Book Notes - Peter Straub ("A Dark Matter")

In the Book Notes series, authors create and discuss a music playlist that relates in some way to their recently published book.

I have long admired Peter Straub's writing. His new novel, A Dark Matter, showcases his talent for storytelling. His character-driven drama is skillfully told through the eyes of several narrators, its secrets unfolded layer by layer with perfect pacing.

Publishers Weekly wrote of the book:

"Brilliant in its orchestration and provocative in its speculations, this novel ranks as one of the finest tales of modern horror."
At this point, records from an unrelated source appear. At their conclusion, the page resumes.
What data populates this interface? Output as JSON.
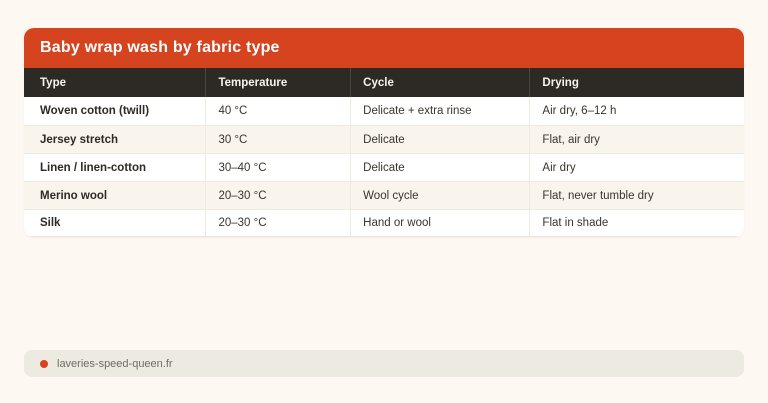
{
  "card": {
    "title": "Baby wrap wash by fabric type"
  },
  "table": {
    "columns": [
      "Type",
      "Temperature",
      "Cycle",
      "Drying"
    ],
    "rows": [
      [
        "Woven cotton (twill)",
        "40 °C",
        "Delicate + extra rinse",
        "Air dry, 6–12 h"
      ],
      [
        "Jersey stretch",
        "30 °C",
        "Delicate",
        "Flat, air dry"
      ],
      [
        "Linen / linen-cotton",
        "30–40 °C",
        "Delicate",
        "Air dry"
      ],
      [
        "Merino wool",
        "20–30 °C",
        "Wool cycle",
        "Flat, never tumble dry"
      ],
      [
        "Silk",
        "20–30 °C",
        "Hand or wool",
        "Flat in shade"
      ]
    ]
  },
  "footer": {
    "source": "laveries-speed-queen.fr"
  },
  "colors": {
    "accent": "#d5431f",
    "header_dark": "#2d2a26",
    "page_bg": "#fdf9f2",
    "row_stripe": "#faf5ec",
    "chip_bg": "#edeae1"
  },
  "chart_data": {
    "type": "table",
    "title": "Baby wrap wash by fabric type",
    "columns": [
      "Type",
      "Temperature",
      "Cycle",
      "Drying"
    ],
    "rows": [
      [
        "Woven cotton (twill)",
        "40 °C",
        "Delicate + extra rinse",
        "Air dry, 6–12 h"
      ],
      [
        "Jersey stretch",
        "30 °C",
        "Delicate",
        "Flat, air dry"
      ],
      [
        "Linen / linen-cotton",
        "30–40 °C",
        "Delicate",
        "Air dry"
      ],
      [
        "Merino wool",
        "20–30 °C",
        "Wool cycle",
        "Flat, never tumble dry"
      ],
      [
        "Silk",
        "20–30 °C",
        "Hand or wool",
        "Flat in shade"
      ]
    ],
    "source": "laveries-speed-queen.fr"
  }
}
In his own words, here is Peter Straub's Book Notes music playlist for his novel, A Dark Matter:


For various reasons I will not go into here, A Dark Matter, my new novel, took a lot longer to write than my books usually do. From mid-2005 to mid-2007, anyhow, I pushed my characters around and around on a stage set I called Madison, Wisconsin, finally to be rewarded by a breakthrough into deeper engagement that led me into a lengthy period of absorbed and nearly always satisfying work. After the usual cutting and trimming and general housekeeping, I submitted a seven-hundred page manuscript to my publisher in November, 2008. It was a really good novel, I thought. There followed a silence of puzzling length. After something like three weeks had passed, my inbox at last produced an email from the editor. Amazingly to me, not to mention infuriatingly, even unhingingly, she made it clear to me that I had screwed up very thoroughly and required, if not reality therapy, at least a refresher course in How Thrillers Work. (Of course, she was much more tactful than that.) Once I had recovered and calmed down, over a series of long conversations and emails that lasted perhaps ten days we worked out our differences and managed to reach the best possible conclusion, a compromise that made us both happy.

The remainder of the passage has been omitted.